Em tema de ações coletivas, “v.g" a Ação Civil Pública, há quem entenda que são imprescritíveis uma vez que as mesmas não têm interesse patrimonial direto, ou seja, apenas os direitos patrimoniais são passíveis de prescrição.
Edis Milaré (1990, p. 15) afirma que “A ação Civil Pública não conta com uma disciplina específica em mataria prescricional. Tudo conduz, entretanto, À conclusão de que se insere ela no rol das ações imprescritíveis”.
Além do doutrinador acima citado, outros pensam da mesma forma, a exemplo de Ricardo de Barros Leonel (2002, p.337) que afirma que “não ocorrem prescrição e a decadência com relação aos interesses difusos, coletivos e individuais homogêneos e as respectivas ações”.
O brilhante doutrinador baiano Fredie Didier Jr. (2007, p. 267, 268 e 269, 270 e 271) afirma que:
Concordamos, em parte, com as observações de Ricardo de Barros Leonel. O legislador nada disse sobre a prescrição e a decadência na disciplina da ação civil pública. Há, contudo, menção expressa:
a) da prescrição dos pedidos repressivo-punitivos na improbidade administrativa, face sancionatória da ação, consoante a norma da Lei 8429/92;
b) da decadência do pedido de habilitação individual nas ações indenizatórias para compor os direitos individuais homogêneos, prevista nas leis n.° 8078/90 e 7913/89 (com a redação dada pela lei 9008/95);
c) da prescrição (ou decadência) na ação popular, em prazo qüinqüenal: art. 21, da lei 4717/65;
d) do prazo prescricional de 120 dias, determinado pelo art. 18 da lei 1533/51, para ajuizamento de mandado de segurança, que também é aplicável ao mandado de segurança coletivo;
e) da prescrição e da decadência dos direitos do consumidor e das respectivas ações singulares;
Estes são alguns casos em que havendo previsão expressa não se pode refutar a ocorrência de prescrição ou decadência, já que deve ser atendido o critério legal. Para reforçar esta conclusão vale lembrar que a lei tem presunção de constitucionalidade, só podendo ser afastada mediante fundamentação suficiente pelo controle jurisdicional”.

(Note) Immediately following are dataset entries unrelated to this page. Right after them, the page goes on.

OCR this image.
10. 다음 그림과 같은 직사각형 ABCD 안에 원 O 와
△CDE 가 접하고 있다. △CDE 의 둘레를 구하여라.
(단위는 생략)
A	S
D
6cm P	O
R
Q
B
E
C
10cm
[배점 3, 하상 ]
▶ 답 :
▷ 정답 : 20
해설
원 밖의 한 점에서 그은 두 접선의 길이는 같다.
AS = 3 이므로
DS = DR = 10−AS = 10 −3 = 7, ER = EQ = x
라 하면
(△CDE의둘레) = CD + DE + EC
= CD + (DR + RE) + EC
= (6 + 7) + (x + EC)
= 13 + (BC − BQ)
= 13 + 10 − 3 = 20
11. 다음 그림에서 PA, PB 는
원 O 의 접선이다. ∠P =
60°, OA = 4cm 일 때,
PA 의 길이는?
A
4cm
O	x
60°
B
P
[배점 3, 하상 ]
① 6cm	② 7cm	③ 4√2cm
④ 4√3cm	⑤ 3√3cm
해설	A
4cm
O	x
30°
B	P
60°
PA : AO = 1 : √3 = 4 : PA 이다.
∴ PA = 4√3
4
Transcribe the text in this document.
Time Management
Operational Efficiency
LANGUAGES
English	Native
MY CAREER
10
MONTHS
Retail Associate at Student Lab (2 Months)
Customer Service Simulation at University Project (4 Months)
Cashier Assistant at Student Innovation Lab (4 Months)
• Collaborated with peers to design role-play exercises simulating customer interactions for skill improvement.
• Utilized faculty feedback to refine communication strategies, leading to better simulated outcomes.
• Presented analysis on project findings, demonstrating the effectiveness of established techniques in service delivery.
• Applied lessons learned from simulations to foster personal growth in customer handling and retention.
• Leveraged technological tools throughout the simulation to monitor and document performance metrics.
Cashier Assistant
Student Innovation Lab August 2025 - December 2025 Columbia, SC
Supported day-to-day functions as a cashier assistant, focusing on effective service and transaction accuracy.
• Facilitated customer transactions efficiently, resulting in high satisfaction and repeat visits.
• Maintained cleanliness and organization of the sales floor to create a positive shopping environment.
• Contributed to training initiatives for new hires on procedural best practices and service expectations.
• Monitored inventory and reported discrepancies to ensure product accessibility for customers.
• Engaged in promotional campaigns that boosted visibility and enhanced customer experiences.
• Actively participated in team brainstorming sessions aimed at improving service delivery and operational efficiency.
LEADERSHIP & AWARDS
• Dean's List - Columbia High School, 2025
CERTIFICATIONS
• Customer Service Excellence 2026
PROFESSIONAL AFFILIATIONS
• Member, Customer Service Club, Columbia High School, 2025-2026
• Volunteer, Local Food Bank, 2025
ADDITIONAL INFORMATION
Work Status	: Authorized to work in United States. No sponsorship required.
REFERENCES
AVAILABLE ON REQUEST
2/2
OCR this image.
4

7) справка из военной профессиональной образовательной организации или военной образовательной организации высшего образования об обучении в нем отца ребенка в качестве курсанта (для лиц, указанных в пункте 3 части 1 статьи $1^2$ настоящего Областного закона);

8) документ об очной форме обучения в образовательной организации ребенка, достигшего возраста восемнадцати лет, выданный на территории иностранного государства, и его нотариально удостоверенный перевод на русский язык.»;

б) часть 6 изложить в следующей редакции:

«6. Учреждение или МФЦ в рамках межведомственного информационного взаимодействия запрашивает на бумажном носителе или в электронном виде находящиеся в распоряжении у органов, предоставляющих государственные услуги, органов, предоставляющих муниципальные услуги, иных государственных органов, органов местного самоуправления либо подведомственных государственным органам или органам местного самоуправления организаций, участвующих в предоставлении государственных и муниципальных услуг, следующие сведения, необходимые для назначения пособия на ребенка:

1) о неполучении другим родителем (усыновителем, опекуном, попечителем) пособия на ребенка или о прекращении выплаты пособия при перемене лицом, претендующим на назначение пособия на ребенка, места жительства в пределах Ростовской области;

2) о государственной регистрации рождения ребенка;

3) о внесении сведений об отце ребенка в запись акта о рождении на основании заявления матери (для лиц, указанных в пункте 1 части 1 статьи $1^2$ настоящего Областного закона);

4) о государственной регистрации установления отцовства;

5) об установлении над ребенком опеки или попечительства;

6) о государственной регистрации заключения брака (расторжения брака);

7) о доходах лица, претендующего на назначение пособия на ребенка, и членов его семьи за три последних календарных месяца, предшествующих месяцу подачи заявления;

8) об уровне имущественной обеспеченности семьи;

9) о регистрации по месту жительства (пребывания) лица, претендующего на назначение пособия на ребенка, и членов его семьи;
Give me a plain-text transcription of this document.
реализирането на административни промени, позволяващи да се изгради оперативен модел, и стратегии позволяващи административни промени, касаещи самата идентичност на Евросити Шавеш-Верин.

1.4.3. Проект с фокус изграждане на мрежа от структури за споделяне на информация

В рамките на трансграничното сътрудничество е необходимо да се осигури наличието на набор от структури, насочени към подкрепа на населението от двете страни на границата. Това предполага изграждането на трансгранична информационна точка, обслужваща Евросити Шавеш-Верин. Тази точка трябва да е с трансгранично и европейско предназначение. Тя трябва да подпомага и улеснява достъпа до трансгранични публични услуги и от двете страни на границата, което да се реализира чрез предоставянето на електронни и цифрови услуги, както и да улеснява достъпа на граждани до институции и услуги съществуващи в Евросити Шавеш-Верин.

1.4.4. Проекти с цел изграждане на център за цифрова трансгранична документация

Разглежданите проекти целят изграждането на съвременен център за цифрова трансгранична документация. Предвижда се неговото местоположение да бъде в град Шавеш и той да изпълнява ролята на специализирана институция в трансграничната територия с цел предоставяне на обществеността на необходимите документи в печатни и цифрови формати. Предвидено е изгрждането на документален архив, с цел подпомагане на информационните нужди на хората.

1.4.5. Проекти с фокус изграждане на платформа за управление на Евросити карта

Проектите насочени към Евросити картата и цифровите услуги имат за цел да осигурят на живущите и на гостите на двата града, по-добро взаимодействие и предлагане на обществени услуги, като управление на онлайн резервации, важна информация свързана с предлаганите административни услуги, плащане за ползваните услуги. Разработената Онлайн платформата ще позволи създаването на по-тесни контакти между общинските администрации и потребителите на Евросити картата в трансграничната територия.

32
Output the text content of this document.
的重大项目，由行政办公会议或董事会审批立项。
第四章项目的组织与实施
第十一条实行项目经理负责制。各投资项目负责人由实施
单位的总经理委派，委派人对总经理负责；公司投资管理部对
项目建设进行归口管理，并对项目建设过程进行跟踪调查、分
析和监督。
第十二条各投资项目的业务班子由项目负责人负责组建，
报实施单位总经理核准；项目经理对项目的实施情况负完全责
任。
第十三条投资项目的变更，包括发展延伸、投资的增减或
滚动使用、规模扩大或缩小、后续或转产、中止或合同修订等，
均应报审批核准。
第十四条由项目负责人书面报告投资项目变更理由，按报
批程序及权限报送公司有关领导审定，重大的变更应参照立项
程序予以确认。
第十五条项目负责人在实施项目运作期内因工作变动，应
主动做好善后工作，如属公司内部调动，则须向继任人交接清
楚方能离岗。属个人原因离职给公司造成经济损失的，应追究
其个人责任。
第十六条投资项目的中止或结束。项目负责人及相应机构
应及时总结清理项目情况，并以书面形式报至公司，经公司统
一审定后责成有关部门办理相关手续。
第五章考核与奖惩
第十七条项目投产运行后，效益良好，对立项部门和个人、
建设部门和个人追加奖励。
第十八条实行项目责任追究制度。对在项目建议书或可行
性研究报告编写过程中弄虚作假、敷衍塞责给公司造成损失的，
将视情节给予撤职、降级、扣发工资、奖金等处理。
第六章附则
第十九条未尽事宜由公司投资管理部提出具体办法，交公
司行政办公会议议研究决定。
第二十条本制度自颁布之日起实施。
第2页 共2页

Pelo exposto, nota-se que a doutrina, face o silêncio da LACP, ainda não é pacífica sobre a prescritibilidade ou não da ação civil pública.
No entanto quanto às demais ações coletivas, como bem disse o saudoso Professor Fredie Didier Junior (citado acima), se o prazo prescricional ou decadencial está previsto nas respectivas leis de regência, devem os mesmos ser observados em face da presunção relativa de constitucionalidade das leis infraconstitucionais.
REFERÊNCIAS
DIDIER JUNIOR, Fredie. Curso de Direito Processual Civil: processo coletivo. Vol. III. Salvador: Jus Podivm, 2007.
LEONEL, Ricardo de Barros. Manual do Processo Coletivo. São Paulo: Revista dos Tribunais, 2002.
MILARÉ, Edis. A Ação Civil Pública na Nova Ordem Constitucional. São Paulo: Saraiva, 1990.